1. Some sort of termination is a really good idea. That termination should match
   the coax being used.

2. Some devices you might wish to drive already have a 50 ohm termination in
   them.

3. Most “modern” devices expect you to hit some sort of logic level with your
   drive signal. Is that 50% of 5V, 3.3V, 2.5V? Is it 0.8V TTL? Unfortunately each
   device and design is a bit different.

4. Will your “gizmo” that is looking for 3.3V ( or worse 2.5V) logic be ok with a
   5V peak signal? One would hope it will. There are some examples where the
   answer is no …

So what to do?

1. If you terminate with 50 ohms at the source, you can drive unterminated
   loads pretty well. Logic levels tend to line up. “Un-terminating” pieces of commercial
   gear simply to allow a terminated drive might not be a fun thing.

2. You can terminate both ends of the coax. This makes for the best match
   and the least ring on the line. It also means quite a bit of drive current. If you want
   5V logic levels, you need 10V drive. Good luck with your 3.3V unterminated device
   plugged into that output by accident ….

3. You can just terminate the load and drive the line from a low impedance / high
   current driver. Hitting a full ( so 90% ) logic swing this way at 5V into a load termination
   takes a pretty hefty driver. It also has to be fast and low jitter. Unfortunately this is
   what a lot of commercial gear seems to expect you to do.

If you have control over all the sources and loads, then picking a logic voltage is the
first step. Assuming there is a common ground, power all the sources with that
voltage. Make sure all the loads can tolerate / accept that voltage. Source only
50 ohm termination likely would be the rational way to set things up.

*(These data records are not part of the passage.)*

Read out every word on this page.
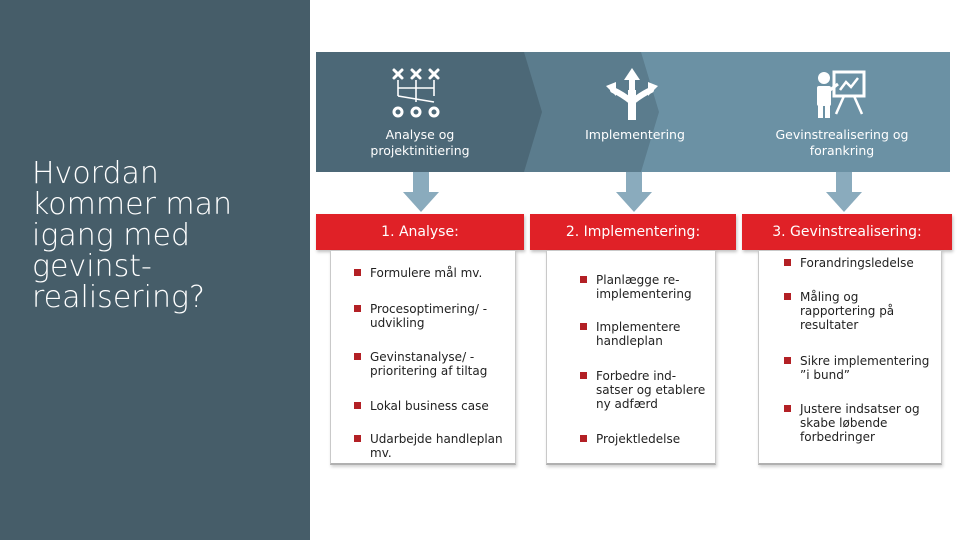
Hvordan kommer man igang med gevinst-realisering?
Analyse og projektinitiering
Implementering	Gevinstrealisering og forankring
1. Analyse:	2. Implementering:	3. Gevinstrealisering:
Formulere mål mv.
Procesoptimering/ -udvikling
Gevinstanalyse/ -prioritering af tiltag
Lokal business case
Udarbejde handleplan mv.
Planlægge re-implementering
Implementere handleplan
Forbedre ind-satser og etablere ny adfærd
Projektledelse
Forandringsledelse
Måling og rapportering på resultater
Sikre implementering ”i bund”
Justere indsatser og skabe løbende forbedringer
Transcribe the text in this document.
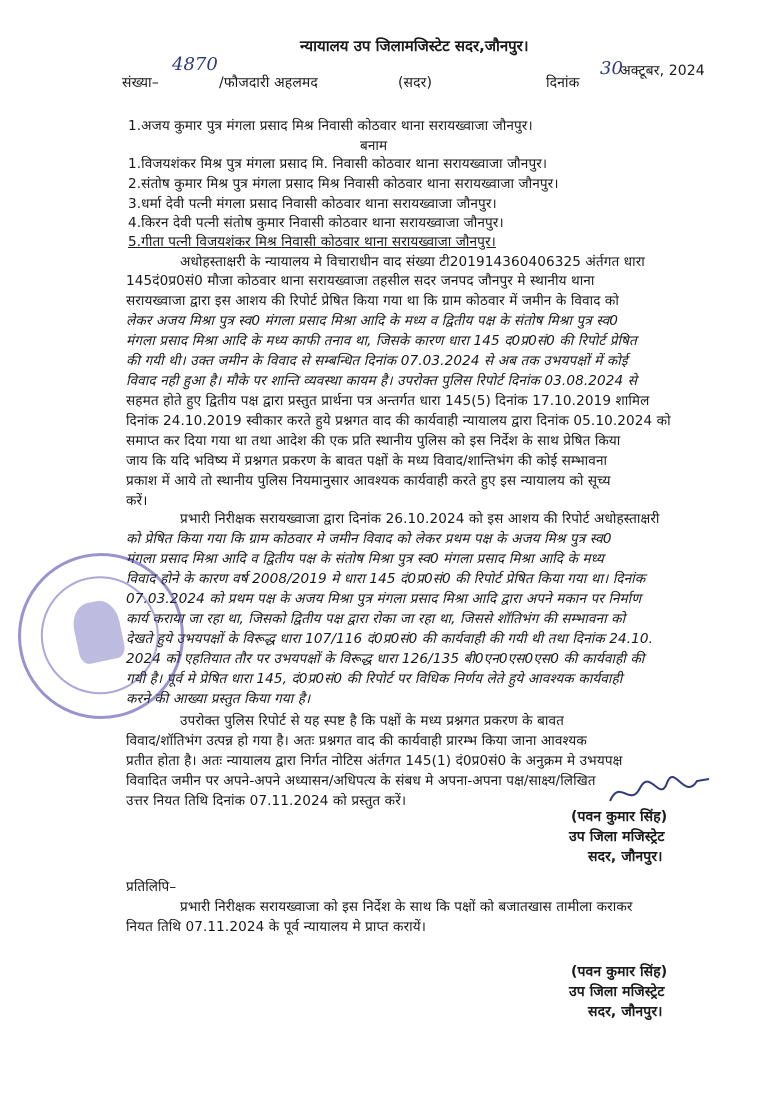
न्यायालय उप जिलामजिस्टेट सदर,जौनपुर।
संख्या–
4870
/फौजदारी अहलमद	(सदर)	दिनांक
30
अक्टूबर, 2024
1.अजय कुमार पुत्र मंगला प्रसाद मिश्र निवासी कोठवार थाना सरायख्वाजा जौनपुर।
बनाम
1.विजयशंकर मिश्र पुत्र मंगला प्रसाद मि. निवासी कोठवार थाना सरायख्वाजा जौनपुर।
2.संतोष कुमार मिश्र पुत्र मंगला प्रसाद मिश्र निवासी कोठवार थाना सरायख्वाजा जौनपुर।
3.धर्मा देवी पत्नी मंगला प्रसाद निवासी कोठवार थाना सरायख्वाजा जौनपुर।
4.किरन देवी पत्नी संतोष कुमार निवासी कोठवार थाना सरायख्वाजा जौनपुर।
5.गीता पत्नी विजयशंकर मिश्र निवासी कोठवार थाना सरायख्वाजा जौनपुर।
अधोहस्ताक्षरी के न्यायालय मे विचाराधीन वाद संख्या टी201914360406325 अंर्तगत धारा
145दं0प्र0सं0 मौजा कोठवार थाना सरायख्वाजा तहसील सदर जनपद जौनपुर मे स्थानीय थाना
सरायख्वाजा द्वारा इस आशय की रिपोर्ट प्रेषित किया गया था कि ग्राम कोठवार में जमीन के विवाद को
लेकर अजय मिश्रा पुत्र स्व0 मंगला प्रसाद मिश्रा आदि के मध्य व द्वितीय पक्ष के संतोष मिश्रा पुत्र स्व0
मंगला प्रसाद मिश्रा आदि के मध्य काफी तनाव था, जिसके कारण धारा 145 द0प्र0सं0 की रिपोर्ट प्रेषित
की गयी थी। उक्त जमीन के विवाद से सम्बन्धित दिनांक 07.03.2024 से अब तक उभयपक्षों में कोई
विवाद नही हुआ है। मौके पर शान्ति व्यवस्था कायम है। उपरोक्त पुलिस रिपोर्ट दिनांक 03.08.2024 से
सहमत होते हुए द्वितीय पक्ष द्वारा प्रस्तुत प्रार्थना पत्र अन्तर्गत धारा 145(5) दिनांक 17.10.2019 शामिल
दिनांक 24.10.2019 स्वीकार करते हुये प्रश्नगत वाद की कार्यवाही न्यायालय द्वारा दिनांक 05.10.2024 को
समाप्त कर दिया गया था तथा आदेश की एक प्रति स्थानीय पुलिस को इस निर्देश के साथ प्रेषित किया
जाय कि यदि भविष्य में प्रश्नगत प्रकरण के बावत पक्षों के मध्य विवाद/शान्तिभंग की कोई सम्भावना
प्रकाश में आये तो स्थानीय पुलिस नियमानुसार आवश्यक कार्यवाही करते हुए इस न्यायालय को सूच्य
करें।
प्रभारी निरीक्षक सरायख्वाजा द्वारा दिनांक 26.10.2024 को इस आशय की रिपोर्ट अधोहस्ताक्षरी
को प्रेषित किया गया कि ग्राम कोठवार मे जमीन विवाद को लेकर प्रथम पक्ष के अजय मिश्र पुत्र स्व0
मंगला प्रसाद मिश्रा आदि व द्वितीय पक्ष के संतोष मिश्रा पुत्र स्व0 मंगला प्रसाद मिश्रा आदि के मध्य
विवाद होने के कारण वर्ष 2008/2019 मे धारा 145 दं0प्र0सं0 की रिपोर्ट प्रेषित किया गया था। दिनांक
07.03.2024 को प्रथम पक्ष के अजय मिश्रा पुत्र मंगला प्रसाद मिश्रा आदि द्वारा अपने मकान पर निर्माण
कार्य कराया जा रहा था, जिसको द्वितीय पक्ष द्वारा रोका जा रहा था, जिससे शॉतिभंग की सम्भावना को
देखते हुये उभयपक्षों के विरूद्ध धारा 107/116 दं0प्र0सं0 की कार्यवाही की गयी थी तथा दिनांक 24.10.
2024 को एहतियात तौर पर उभयपक्षों के विरूद्ध धारा 126/135 बी0एन0एस0एस0 की कार्यवाही की
गयी है। पूर्व मे प्रेषित धारा 145, दं0प्र0सं0 की रिपोर्ट पर विधिक निर्णय लेते हुये आवश्यक कार्यवाही
करने की आख्या प्रस्तुत किया गया है।
उपरोक्त पुलिस रिपोर्ट से यह स्पष्ट है कि पक्षों के मध्य प्रश्नगत प्रकरण के बावत
विवाद/शॉतिभंग उत्पन्न हो गया है। अतः प्रश्नगत वाद की कार्यवाही प्रारम्भ किया जाना आवश्यक
प्रतीत होता है। अतः न्यायालय द्वारा निर्गत नोटिस अंर्तगत 145(1) दं0प्र0सं0 के अनुक्रम मे उभयपक्ष
विवादित जमीन पर अपने-अपने अध्यासन/अधिपत्य के संबध मे अपना-अपना पक्ष/साक्ष्य/लिखित
उत्तर नियत तिथि दिनांक 07.11.2024 को प्रस्तुत करें।
(पवन कुमार सिंह)
उप जिला मजिस्ट्रेट
सदर, जौनपुर।
प्रतिलिपि–
प्रभारी निरीक्षक सरायख्वाजा को इस निर्देश के साथ कि पक्षों को बजातखास तामीला कराकर
नियत तिथि 07.11.2024 के पूर्व न्यायालय मे प्राप्त करायें।
(पवन कुमार सिंह)
उप जिला मजिस्ट्रेट
सदर, जौनपुर।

One can get “buffer” rated logic gates. Be sure to check things like the package
dissipation / current before buying a SOT-23 sized gizmo with 8 gates in it ( and
good luck mounting that BGA part … yikes …). Yes the duty cycle is low with
1 us pulses. Not so much with 50% duty cycle. Either way, package current may
limit you.

Parallel up as many gates as needed to hit the required current. If you are source
terminating a source load resistor goes in series with each gate output. With load
only termination, very small resistors are typically used (or no resistors at all). To hit
full 5V logic into load only terminated 50 ohms, you will use a lot of gates ….

Fun !!

Bob

Hi Folks,

read carefully ITU G.703 for 1PPS 50 Ohm or v.11 interface on RJ45 Con.

Cheers.

Uwe

Gesendet mit der mobilen Mail App

Am 22.08.22 um 20:47 schrieb Bob kb8tq via time-nuts

Hi Bob, Uwe,

thanks for the extensive summary and the ITU G.703 reference!

As an RF engineer by profession, I'm compelled to not (knowingly)
mistreat transmission lines :D

3.3V LVCMOS output level is determined by the ZED-F9T, so the
straightforward solution was to add a hand-solderable buffer opamp (TI
BUF602) that can drive +17 dBm into a 50 Ohm load. +17 dBm is already
quite a strong signal for most 50 Ohm RF measurement gear, so another
reason for being able to drive 50 Ohm loads is the option to use
standard 50 Ohm attenuators. Alternatively, the buffer amp enables 50
Ohm source termination to reliably drive 3.3V into high-impedance loads.
A good coincidence that the resulting output levels are ITU G.703
compliant :)

Best regards,
Carsten

On 22.08.22 21:00, Uwe via time-nuts wrote:

Hi

The BUF 602 needs dual 5V supplies to hit 3.3V logic levels. Running multiple supplies is a
bit of a PIA. Since this is a logic signal, cheap / fast / stable logic gates would seem to be
the obvious way to get the job done. 3.3V supply and away you go … The usual suspects
are all at least as fast and at least as low jitter as the BUF 602.

Bob

Hi Bob,

On 24.08.22 04:20, Bob kb8tq wrote:

I initially thought the same about the dual supplies. Fortunately, the
required average currents are fairly low (<100 mA to drive 5 loads at
3.3V and 50 Ohm each), so an inverting charge pump will do the job. The
SOT-23 LM2776 requires 3 capacitors in external circuitry, the WSON
LM27761 needs 4 caps and 2 resistors. I'm using the LM27761 on my
RCB-F9T adapter board. See my initial post for the layout.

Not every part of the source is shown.